NLNet We are honoured that our open source work is sponsored by the NLNet Foundation.

In this final submission we developed a desktop application which can be run on a standard Linux or Mac computer. The user can choose a particular bank account (supported at the moment are two Dutch banks: ABN Amro and bunq). The user can then select a particular transaction from their history and make a zero-knowledge proof about it.

Please be aware that this code has not received a security code audit yet! Do not use this in production!

Intro

ProveThis allows users to prove statements from websites and APIs using TLS without revealing private information. We extend the capabilities of TLSNotary and allow users to make zk-SNARK based zero knowledge proofs. To make this more intuitive, first we show a high level overview of the different components we have added: Overview

This repository proves that a response from a certain server contained a certain piece of data. We do this by:

  • running tlsnotary's pagesigner-cli to notarize a page
  • running distributed AES tag verification using the approach pioneered by DECO
  • creating a zero-knowledge proof about a piece of plaintext being decryptable by some TLS key material which was committed to by the notary Note that we diverge from DECO's tag verification process. In their protocol (as described in appendix B.2), the verifier should not use the same IV more than once in any given 2PC protocol. However, in the current setup at the time of writing, we only prove data from a single TLS record with a single IV. If in the future this functionality is expanded to include proofs about multiple TLS records, full adherence to the DECO protocol is desired.

ProveThis Client v0.1.0

ProveThis is a desktop application, which allows to create a proof of a bank transaction with counter party account number and amount.

Supported banks:

  • ABN Amro
  • BUNQ

Requirements

OS and hardware:

  • OS:
    • Ubuntu 18.04 64bit (later versions may work as well) or
    • macOS Ventura 13.4.1
  • 8GB free RAM (may require more in case of larger proof size)
  • x86 CPU supporting SSE2, RDSEED, AES instructions or M1/M2 ARM
  • 10+ MB/s internet connection (MPC creates around 1GB of traffic)

Software:

Build the ProveThis client yourself

Prerequisites

  • MPC circuits please unpack before use
  • Node 16.14
  • NPM
  • CMake 3.13+
  • GCC 9+
  • Python 3
  • ecdsa 0.18 python library

Setup

  1. Run git submodule update --init --recursive
  2. Go to aes-mpc-lib directory and build the client manually by following the readme.
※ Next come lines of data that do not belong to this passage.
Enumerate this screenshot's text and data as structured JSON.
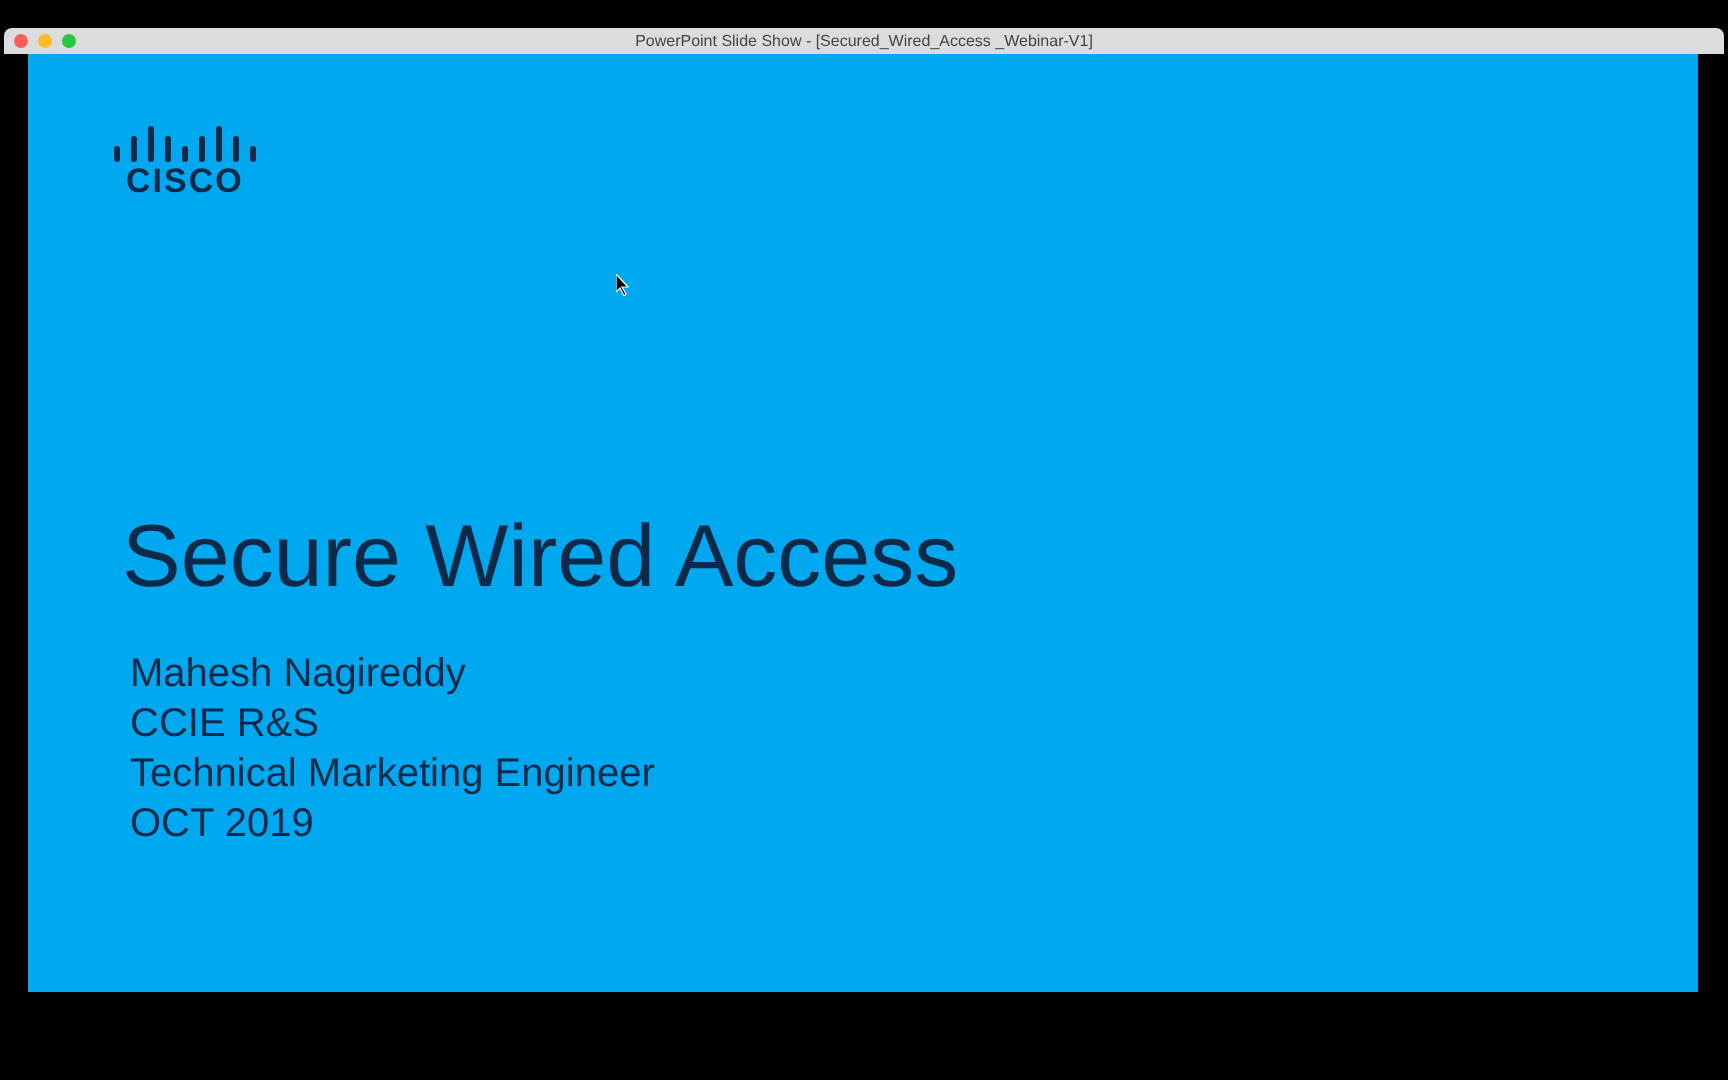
{
  "window": {
    "title": "PowerPoint Slide Show - [Secured_Wired_Access _Webinar-V1]"
  },
  "slide": {
    "logo_text": "CISCO",
    "title": "Secure Wired Access",
    "lines": [
      "Mahesh Nagireddy",
      "CCIE R&S",
      "Technical Marketing Engineer",
      "OCT 2019"
    ]
  }
}
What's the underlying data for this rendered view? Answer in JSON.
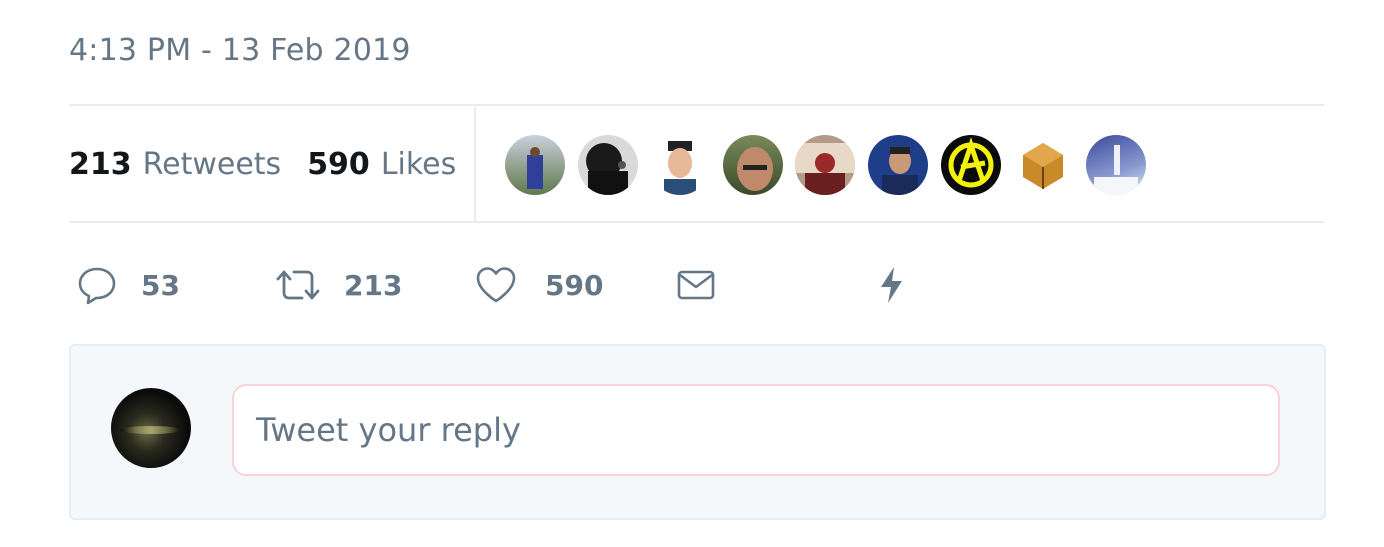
{
  "tweet": {
    "timestamp": "4:13 PM - 13 Feb 2019"
  },
  "stats": {
    "retweets_count": "213",
    "retweets_label": "Retweets",
    "likes_count": "590",
    "likes_label": "Likes"
  },
  "liked_by_avatars": [
    {
      "name": "avatar-1",
      "color": "#7a8a6a"
    },
    {
      "name": "avatar-2",
      "color": "#3a3a3a"
    },
    {
      "name": "avatar-3",
      "color": "#e8e8e8"
    },
    {
      "name": "avatar-4",
      "color": "#b0886a"
    },
    {
      "name": "avatar-5",
      "color": "#a08070"
    },
    {
      "name": "avatar-6",
      "color": "#2a4a8a"
    },
    {
      "name": "avatar-7",
      "color": "#111111"
    },
    {
      "name": "avatar-8",
      "color": "#c08a30"
    },
    {
      "name": "avatar-9",
      "color": "#6a78b8"
    }
  ],
  "actions": {
    "reply_count": "53",
    "retweet_count": "213",
    "like_count": "590",
    "reply_icon": "speech-bubble-icon",
    "retweet_icon": "retweet-icon",
    "like_icon": "heart-icon",
    "dm_icon": "envelope-icon",
    "analytics_icon": "lightning-icon"
  },
  "reply": {
    "placeholder": "Tweet your reply"
  },
  "colors": {
    "text_secondary": "#657786",
    "text_primary": "#14171a",
    "divider": "#e6ecf0",
    "reply_bg": "#f5f8fa",
    "input_border": "#f7d3d6"
  }
}
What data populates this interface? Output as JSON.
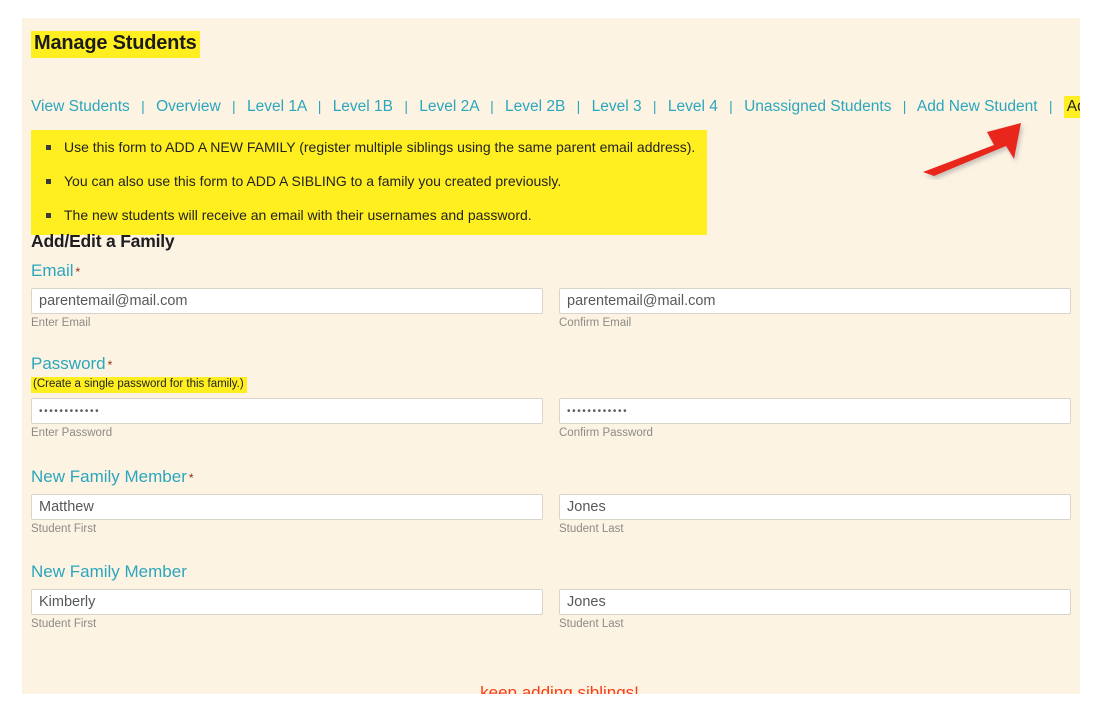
{
  "page": {
    "title": "Manage Students",
    "background_color": "#fdf3e3",
    "highlight_color": "#ffef20",
    "link_color": "#2ba6bd",
    "accent_red": "#fa3c14"
  },
  "nav": {
    "separator": "|",
    "items": [
      {
        "label": "View Students",
        "highlighted": false
      },
      {
        "label": "Overview",
        "highlighted": false
      },
      {
        "label": "Level 1A",
        "highlighted": false
      },
      {
        "label": "Level 1B",
        "highlighted": false
      },
      {
        "label": "Level 2A",
        "highlighted": false
      },
      {
        "label": "Level 2B",
        "highlighted": false
      },
      {
        "label": "Level 3",
        "highlighted": false
      },
      {
        "label": "Level 4",
        "highlighted": false
      },
      {
        "label": "Unassigned Students",
        "highlighted": false
      },
      {
        "label": "Add New Student",
        "highlighted": false
      },
      {
        "label": "Add/Edit a Family",
        "highlighted": true
      }
    ]
  },
  "instructions": {
    "bullets": [
      "Use this form to ADD A NEW FAMILY (register multiple siblings using the same parent email address).",
      "You can also use this form to ADD A SIBLING to a family you created previously.",
      "The new students will receive an email with their usernames and password."
    ]
  },
  "form": {
    "heading": "Add/Edit a Family",
    "required_marker": "*",
    "groups": [
      {
        "label": "Email",
        "required": true,
        "note": "",
        "fields": [
          {
            "value": "parentemail@mail.com",
            "placeholder": "",
            "sublabel": "Enter Email",
            "type": "text"
          },
          {
            "value": "parentemail@mail.com",
            "placeholder": "",
            "sublabel": "Confirm Email",
            "type": "text"
          }
        ]
      },
      {
        "label": "Password",
        "required": true,
        "note": "(Create a single password for this family.)",
        "fields": [
          {
            "value": "••••••••••••",
            "placeholder": "",
            "sublabel": "Enter Password",
            "type": "password"
          },
          {
            "value": "••••••••••••",
            "placeholder": "",
            "sublabel": "Confirm Password",
            "type": "password"
          }
        ]
      },
      {
        "label": "New Family Member",
        "required": true,
        "note": "",
        "fields": [
          {
            "value": "Matthew",
            "placeholder": "",
            "sublabel": "Student First",
            "type": "text"
          },
          {
            "value": "Jones",
            "placeholder": "",
            "sublabel": "Student Last",
            "type": "text"
          }
        ]
      },
      {
        "label": "New Family Member",
        "required": false,
        "note": "",
        "fields": [
          {
            "value": "Kimberly",
            "placeholder": "",
            "sublabel": "Student First",
            "type": "text"
          },
          {
            "value": "Jones",
            "placeholder": "",
            "sublabel": "Student Last",
            "type": "text"
          }
        ]
      }
    ]
  },
  "footer": {
    "note": "…keep adding siblings!"
  },
  "annotation": {
    "arrow": {
      "name": "red-arrow-annotation",
      "color": "#e8281c",
      "points_to": "Add/Edit a Family"
    }
  }
}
Make sure to use -W flag with npm when installing dependencies there. aes-mpc-lib is configured as a workspace for this project.
  3. Install dependencies by running yarn
  4. Install Python 3 and ecdsa>=0.18.0b1 Python library
  5. Install Circom 2.1.5 following their guide

Configuring the server

Modify notary and mpcServerConfig objects in provingHandler.ts.

Both IP addresses must be the same. For mpcIvPort and mpcPoHPort the server must have port ranges open from mpcIvPort to mpcIvPort+3 and from mpcPoHPort to mpcPoHPort+3.

The CLI-only example can be modified similarly.

Building

  • Development: yarn electron:dev
  • CLI-only example using Google.com: yarn electron-only && node build/electron/proverlib/example.js
  • Release: yarn electron:build - the resulting bundle will be located in dist/. The target platform will be the same as host.

Benchmark

Ventura 13.4.1 macOS M1 Air 16 GB RAM

bunq:

Notarization time: 3.207s Main circuit compiling time: 12.669s MPC tag verification time: 110.084s Witness generation time: 0.335s Proof creation time: 5.431s Proof verification time: 0.126s Preparing tag verification time: 0.129s Verifying tag time: 0.112s

Elapsed time: 137.168s (with selecting the folder for where to save)

ABN Amro:

Notarization time: 3.190s Main circuit compiling time: 27.766s MPC tag verification time: 110.081s Witness generation time: 0.704s Proof creation time: 10.788s Proof verification time: 0.125s Preparing tag verification time: 0.127s Verifying tag time: 0.109s

Elapsed time: 156.341s (with selecting the folder for where to save)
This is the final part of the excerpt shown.